Le mariage entre Ahold et Delhaize approche à grands pas : les deux partenaires ont conclu un accord sur la cession de 86 magasins américains et ont ainsi franchi l’un des derniers obstacles avant de fêter leur union. L’affaire devrait être finalisée d’ici la fin de ce mois, annoncent-ils. Mais pour l'instant pas encore d’invitation à la réception.
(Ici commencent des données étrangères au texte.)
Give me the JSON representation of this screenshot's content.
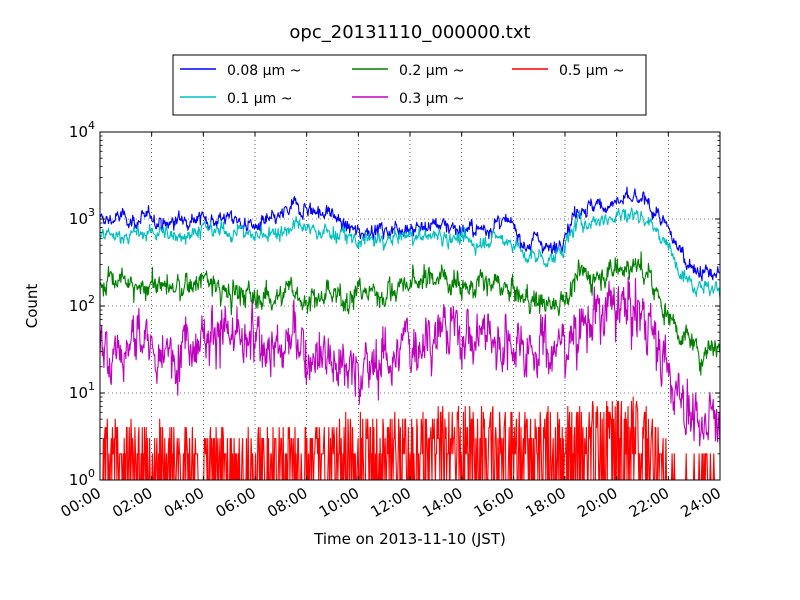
{
  "chart_data": {
    "type": "line",
    "title": "opc_20131110_000000.txt",
    "xlabel": "Time on 2013-11-10 (JST)",
    "ylabel": "Count",
    "x_unit": "hours",
    "xlim": [
      0,
      24
    ],
    "ylim": [
      1,
      10000
    ],
    "y_scale": "log",
    "grid": true,
    "legend_position": "top-center",
    "x_ticks": [
      {
        "value": 0,
        "label": "00:00"
      },
      {
        "value": 2,
        "label": "02:00"
      },
      {
        "value": 4,
        "label": "04:00"
      },
      {
        "value": 6,
        "label": "06:00"
      },
      {
        "value": 8,
        "label": "08:00"
      },
      {
        "value": 10,
        "label": "10:00"
      },
      {
        "value": 12,
        "label": "12:00"
      },
      {
        "value": 14,
        "label": "14:00"
      },
      {
        "value": 16,
        "label": "16:00"
      },
      {
        "value": 18,
        "label": "18:00"
      },
      {
        "value": 20,
        "label": "20:00"
      },
      {
        "value": 22,
        "label": "22:00"
      },
      {
        "value": 24,
        "label": "24:00"
      }
    ],
    "y_ticks": [
      {
        "value": 1,
        "base": "10",
        "exp": "0"
      },
      {
        "value": 10,
        "base": "10",
        "exp": "1"
      },
      {
        "value": 100,
        "base": "10",
        "exp": "2"
      },
      {
        "value": 1000,
        "base": "10",
        "exp": "3"
      },
      {
        "value": 10000,
        "base": "10",
        "exp": "4"
      }
    ],
    "series": [
      {
        "name": "0.08 μm ~",
        "color": "#0000ff",
        "noise": 0.06,
        "points": [
          [
            0,
            950
          ],
          [
            0.5,
            1000
          ],
          [
            1,
            1050
          ],
          [
            1.5,
            900
          ],
          [
            2,
            1100
          ],
          [
            2.5,
            850
          ],
          [
            3,
            950
          ],
          [
            3.5,
            1100
          ],
          [
            4,
            1000
          ],
          [
            4.5,
            1000
          ],
          [
            5,
            1050
          ],
          [
            5.5,
            900
          ],
          [
            6,
            800
          ],
          [
            6.5,
            900
          ],
          [
            7,
            1050
          ],
          [
            7.5,
            1400
          ],
          [
            8,
            1350
          ],
          [
            8.5,
            1200
          ],
          [
            9,
            1150
          ],
          [
            9.5,
            800
          ],
          [
            10,
            700
          ],
          [
            10.5,
            780
          ],
          [
            11,
            720
          ],
          [
            11.5,
            800
          ],
          [
            12,
            820
          ],
          [
            12.5,
            780
          ],
          [
            13,
            900
          ],
          [
            13.5,
            850
          ],
          [
            14,
            760
          ],
          [
            14.5,
            720
          ],
          [
            15,
            800
          ],
          [
            15.5,
            900
          ],
          [
            16,
            820
          ],
          [
            16.5,
            500
          ],
          [
            17,
            600
          ],
          [
            17.5,
            420
          ],
          [
            18,
            700
          ],
          [
            18.5,
            1350
          ],
          [
            19,
            1350
          ],
          [
            19.5,
            1450
          ],
          [
            20,
            1550
          ],
          [
            20.5,
            1650
          ],
          [
            21,
            1600
          ],
          [
            21.2,
            1500
          ],
          [
            21.6,
            1100
          ],
          [
            22,
            700
          ],
          [
            22.5,
            420
          ],
          [
            23,
            270
          ],
          [
            23.3,
            250
          ],
          [
            23.6,
            230
          ],
          [
            24,
            230
          ]
        ]
      },
      {
        "name": "0.1 μm ~",
        "color": "#00bfbf",
        "noise": 0.06,
        "points": [
          [
            0,
            650
          ],
          [
            0.5,
            620
          ],
          [
            1,
            680
          ],
          [
            1.5,
            640
          ],
          [
            2,
            720
          ],
          [
            2.5,
            660
          ],
          [
            3,
            650
          ],
          [
            3.5,
            700
          ],
          [
            4,
            760
          ],
          [
            4.5,
            720
          ],
          [
            5,
            730
          ],
          [
            5.5,
            720
          ],
          [
            6,
            620
          ],
          [
            6.5,
            700
          ],
          [
            7,
            720
          ],
          [
            7.5,
            820
          ],
          [
            8,
            760
          ],
          [
            8.5,
            720
          ],
          [
            9,
            700
          ],
          [
            9.5,
            620
          ],
          [
            10,
            550
          ],
          [
            10.5,
            570
          ],
          [
            11,
            560
          ],
          [
            11.5,
            600
          ],
          [
            12,
            640
          ],
          [
            12.5,
            620
          ],
          [
            13,
            650
          ],
          [
            13.5,
            640
          ],
          [
            14,
            560
          ],
          [
            14.5,
            520
          ],
          [
            15,
            580
          ],
          [
            15.5,
            600
          ],
          [
            16,
            550
          ],
          [
            16.5,
            350
          ],
          [
            17,
            380
          ],
          [
            17.5,
            330
          ],
          [
            18,
            500
          ],
          [
            18.5,
            900
          ],
          [
            19,
            950
          ],
          [
            19.5,
            1000
          ],
          [
            20,
            1100
          ],
          [
            20.5,
            1150
          ],
          [
            21,
            1100
          ],
          [
            21.2,
            1000
          ],
          [
            21.6,
            700
          ],
          [
            22,
            450
          ],
          [
            22.5,
            280
          ],
          [
            23,
            170
          ],
          [
            23.3,
            180
          ],
          [
            23.6,
            160
          ],
          [
            24,
            150
          ]
        ]
      },
      {
        "name": "0.2 μm ~",
        "color": "#008000",
        "noise": 0.1,
        "points": [
          [
            0,
            170
          ],
          [
            0.5,
            200
          ],
          [
            1,
            180
          ],
          [
            1.5,
            140
          ],
          [
            2,
            200
          ],
          [
            2.5,
            160
          ],
          [
            3,
            150
          ],
          [
            3.5,
            180
          ],
          [
            4,
            210
          ],
          [
            4.5,
            160
          ],
          [
            5,
            130
          ],
          [
            5.5,
            150
          ],
          [
            6,
            110
          ],
          [
            6.5,
            140
          ],
          [
            7,
            130
          ],
          [
            7.5,
            150
          ],
          [
            8,
            120
          ],
          [
            8.5,
            120
          ],
          [
            9,
            125
          ],
          [
            9.5,
            130
          ],
          [
            10,
            140
          ],
          [
            10.5,
            150
          ],
          [
            11,
            140
          ],
          [
            11.5,
            160
          ],
          [
            12,
            180
          ],
          [
            12.5,
            200
          ],
          [
            13,
            220
          ],
          [
            13.5,
            215
          ],
          [
            14,
            180
          ],
          [
            14.5,
            160
          ],
          [
            15,
            180
          ],
          [
            15.5,
            160
          ],
          [
            16,
            140
          ],
          [
            16.5,
            120
          ],
          [
            17,
            115
          ],
          [
            17.5,
            100
          ],
          [
            18,
            130
          ],
          [
            18.5,
            220
          ],
          [
            19,
            230
          ],
          [
            19.5,
            240
          ],
          [
            20,
            280
          ],
          [
            20.5,
            290
          ],
          [
            21,
            260
          ],
          [
            21.2,
            220
          ],
          [
            21.6,
            130
          ],
          [
            22,
            80
          ],
          [
            22.5,
            50
          ],
          [
            23,
            32
          ],
          [
            23.3,
            30
          ],
          [
            23.6,
            35
          ],
          [
            24,
            35
          ]
        ]
      },
      {
        "name": "0.3 μm ~",
        "color": "#bf00bf",
        "noise": 0.22,
        "points": [
          [
            0,
            35
          ],
          [
            0.5,
            40
          ],
          [
            1,
            30
          ],
          [
            1.5,
            50
          ],
          [
            2,
            30
          ],
          [
            2.5,
            20
          ],
          [
            3,
            40
          ],
          [
            3.5,
            45
          ],
          [
            4,
            50
          ],
          [
            4.5,
            60
          ],
          [
            5,
            40
          ],
          [
            5.5,
            35
          ],
          [
            6,
            35
          ],
          [
            6.5,
            40
          ],
          [
            7,
            30
          ],
          [
            7.5,
            40
          ],
          [
            8,
            30
          ],
          [
            8.5,
            35
          ],
          [
            9,
            25
          ],
          [
            9.5,
            20
          ],
          [
            10,
            18
          ],
          [
            10.5,
            20
          ],
          [
            11,
            25
          ],
          [
            11.5,
            30
          ],
          [
            12,
            35
          ],
          [
            12.5,
            45
          ],
          [
            13,
            55
          ],
          [
            13.5,
            55
          ],
          [
            14,
            50
          ],
          [
            14.5,
            45
          ],
          [
            15,
            50
          ],
          [
            15.5,
            40
          ],
          [
            16,
            40
          ],
          [
            16.5,
            35
          ],
          [
            17,
            40
          ],
          [
            17.5,
            30
          ],
          [
            18,
            35
          ],
          [
            18.5,
            60
          ],
          [
            19,
            70
          ],
          [
            19.5,
            80
          ],
          [
            20,
            90
          ],
          [
            20.5,
            95
          ],
          [
            21,
            85
          ],
          [
            21.2,
            70
          ],
          [
            21.6,
            35
          ],
          [
            22,
            15
          ],
          [
            22.5,
            10
          ],
          [
            23,
            5
          ],
          [
            23.3,
            3
          ],
          [
            23.6,
            7
          ],
          [
            24,
            5
          ]
        ]
      },
      {
        "name": "0.5 μm ~",
        "color": "#ff0000",
        "noise": 0,
        "points": [
          [
            0,
            3
          ],
          [
            1,
            2.5
          ],
          [
            2,
            2
          ],
          [
            3,
            2.5
          ],
          [
            4,
            2
          ],
          [
            5,
            2
          ],
          [
            6,
            2
          ],
          [
            7,
            2.5
          ],
          [
            8,
            2.5
          ],
          [
            9,
            2.5
          ],
          [
            10,
            3
          ],
          [
            11,
            3
          ],
          [
            12,
            3
          ],
          [
            13,
            3.5
          ],
          [
            14,
            3.5
          ],
          [
            15,
            3.5
          ],
          [
            16,
            3.5
          ],
          [
            17,
            3
          ],
          [
            18,
            4
          ],
          [
            19,
            4
          ],
          [
            20,
            4.5
          ],
          [
            21,
            4
          ],
          [
            21.5,
            3
          ],
          [
            22,
            1.5
          ],
          [
            23,
            1.2
          ],
          [
            24,
            1.2
          ]
        ]
      }
    ]
  }
}
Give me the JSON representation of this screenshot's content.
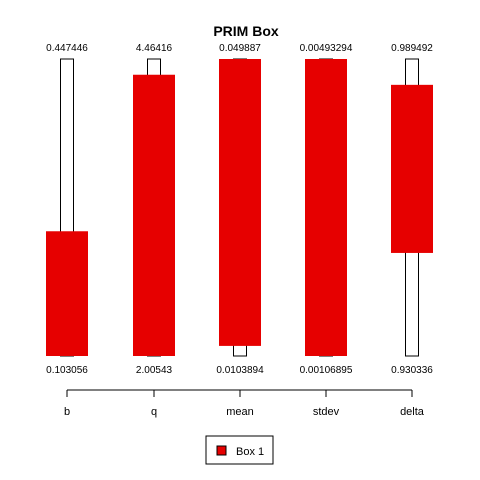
{
  "chart_data": {
    "type": "bar",
    "title": "PRIM Box",
    "categories": [
      "b",
      "q",
      "mean",
      "stdev",
      "delta"
    ],
    "ranges": [
      {
        "name": "b",
        "upper_label": "0.447446",
        "lower_label": "0.103056",
        "box_lower": 0.0,
        "box_upper": 0.42
      },
      {
        "name": "q",
        "upper_label": "4.46416",
        "lower_label": "2.00543",
        "box_lower": 0.0,
        "box_upper": 0.947
      },
      {
        "name": "mean",
        "upper_label": "0.049887",
        "lower_label": "0.0103894",
        "box_lower": 0.0,
        "box_upper": 1.0
      },
      {
        "name": "stdev",
        "upper_label": "0.00493294",
        "lower_label": "0.00106895",
        "box_lower": 0.0,
        "box_upper": 1.0
      },
      {
        "name": "delta",
        "upper_label": "0.989492",
        "lower_label": "0.930336",
        "box_lower": 0.347,
        "box_upper": 0.913
      }
    ],
    "mean_box_lower": 0.034,
    "series": [
      {
        "name": "Box 1",
        "color": "#e60000"
      }
    ],
    "legend": {
      "label": "Box 1",
      "placement": "bottom-center"
    }
  }
}
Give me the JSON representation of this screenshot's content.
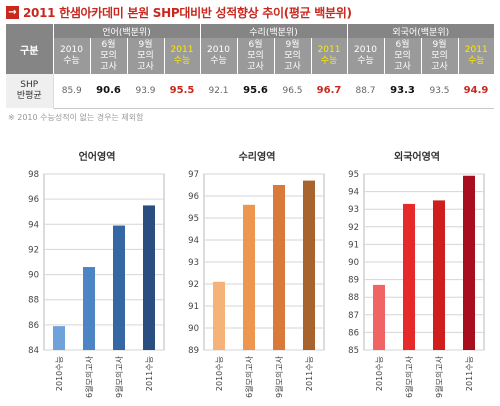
{
  "header": {
    "badge": "→",
    "title": "2011 한샘아카데미 본원 SHP대비반 성적향상 추이(평균 백분위)"
  },
  "table": {
    "corner": "구분",
    "groups": [
      "언어(백분위)",
      "수리(백분위)",
      "외국어(백분위)"
    ],
    "subheaders": [
      "2010\n수능",
      "6월\n모의\n고사",
      "9월\n모의\n고사",
      "2011\n수능"
    ],
    "row_label": "SHP\n반평균",
    "rows": [
      [
        "85.9",
        "90.6",
        "93.9",
        "95.5"
      ],
      [
        "92.1",
        "95.6",
        "96.5",
        "96.7"
      ],
      [
        "88.7",
        "93.3",
        "93.5",
        "94.9"
      ]
    ]
  },
  "note": "※ 2010 수능성적이 없는 경우는 제외함",
  "colors": {
    "lang": [
      "#6fa2d8",
      "#4c84c4",
      "#3666a4",
      "#2b4e80"
    ],
    "math": [
      "#f5b37a",
      "#ec9650",
      "#d9793a",
      "#a8642e"
    ],
    "eng": [
      "#f06464",
      "#e62a2a",
      "#d01e1e",
      "#a80e1e"
    ]
  },
  "chart_data": [
    {
      "type": "bar",
      "title": "언어영역",
      "categories": [
        "2010수능",
        "6월모의고사",
        "9월모의고사",
        "2011수능"
      ],
      "values": [
        85.9,
        90.6,
        93.9,
        95.5
      ],
      "ylim": [
        84,
        98
      ],
      "yticks": [
        84,
        86,
        88,
        90,
        92,
        94,
        96,
        98
      ],
      "grid": true
    },
    {
      "type": "bar",
      "title": "수리영역",
      "categories": [
        "2010수능",
        "6월모의고사",
        "9월모의고사",
        "2011수능"
      ],
      "values": [
        92.1,
        95.6,
        96.5,
        96.7
      ],
      "ylim": [
        89,
        97
      ],
      "yticks": [
        89,
        90,
        91,
        92,
        93,
        94,
        95,
        96,
        97
      ],
      "grid": true
    },
    {
      "type": "bar",
      "title": "외국어영역",
      "categories": [
        "2010수능",
        "6월모의고사",
        "9월모의고사",
        "2011수능"
      ],
      "values": [
        88.7,
        93.3,
        93.5,
        94.9
      ],
      "ylim": [
        85,
        95
      ],
      "yticks": [
        85,
        86,
        87,
        88,
        89,
        90,
        91,
        92,
        93,
        94,
        95
      ],
      "grid": true
    }
  ]
}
Par ailleurs Delhaize continue de préparer son avenir : la conversion de sa filiale d’Eupen en formule de franchise AD Delhaize clôt l’un des chapitres du fameux Plan de Transformation. Les neuf magasins à céder ont trouvé un nouveau propriétaire.


Unions et désunions

Nouveau propriétaire aussi pour Pro à Pro, la division ‘foodservice’ française de Colruyt. Pour rester compétitive dans un secteur en pleine consolidation, l’entreprise semblait trop petite. Désormais l’allemand Metro la prendra sous son aile.


Mais les unions ne se déroulent pas toujours aussi bien. En France le rapprochement entre Auchan et Système U se heurte à l’opposition des entrepreneurs indépendants de Système U. Malgré tout les deux groupes comptent poursuivre leur projet d’achats en commun.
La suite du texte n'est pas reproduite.